During the 12th Five Year Plan (2012-17), Government of India launched the National Programme for prevention and control of viral Hepatitis. Further, it instituted the National Viral Hepatitis Surveillance Programme, which aimed at capacity building of health care functionaries with special emphasis on ‘community’ centric education. It also has focused strategies to increase ‘case finding’ and utmost safety during injection/blood transfusion practices for prevention of co-infections.

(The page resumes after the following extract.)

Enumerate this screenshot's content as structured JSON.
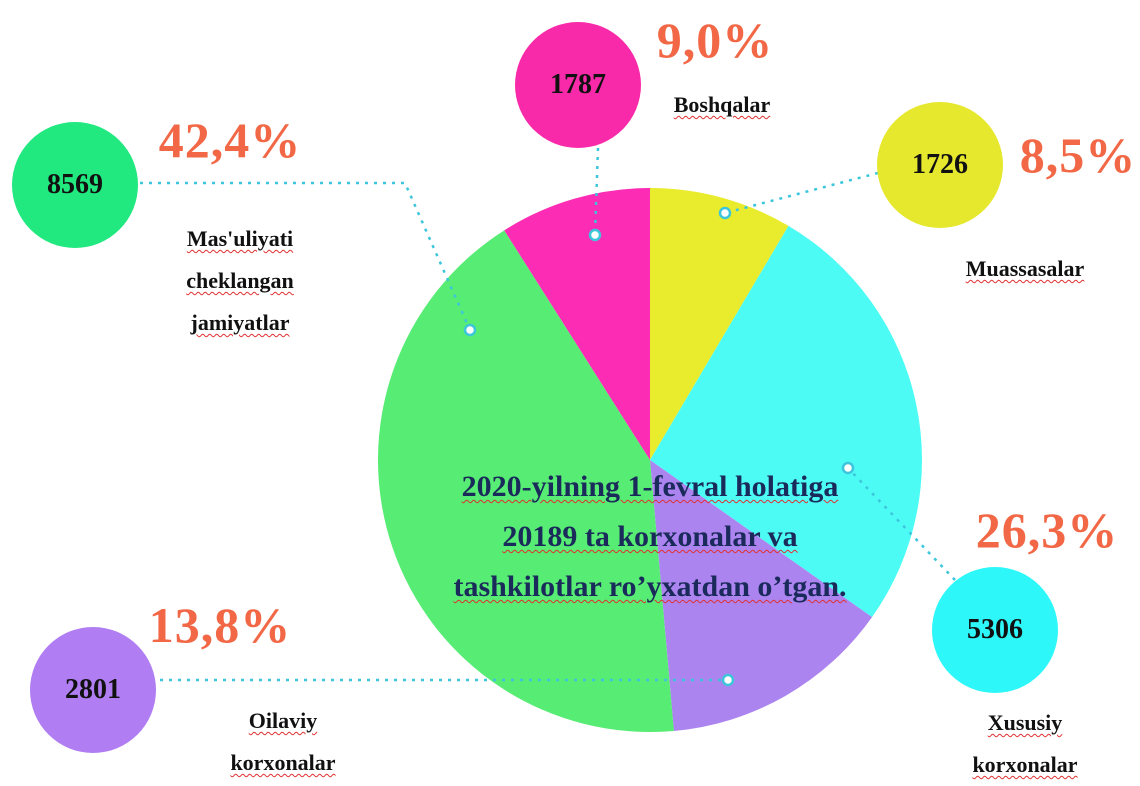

Though these policy initiatives are timely since recent treatment advances have resulted in most cases of chronic HCV being curable with the use of direct-acting antiviral regimens. However, translating these advances into declines in co-infections are currently limited by the fact that 50 to 75% of infected individuals are unaware of their sero-status and young individuals (<30 years of age) are likely to be undiagnosed or late diagnosed. Thus, continue to spread the infection for decades and eventually contributing to the health care burden. Therefore, a coordinated implementation practices for expanded access to prevention services addressing an unmet need of high risk individuals would surely help in making India a free nation from HCV and HIV.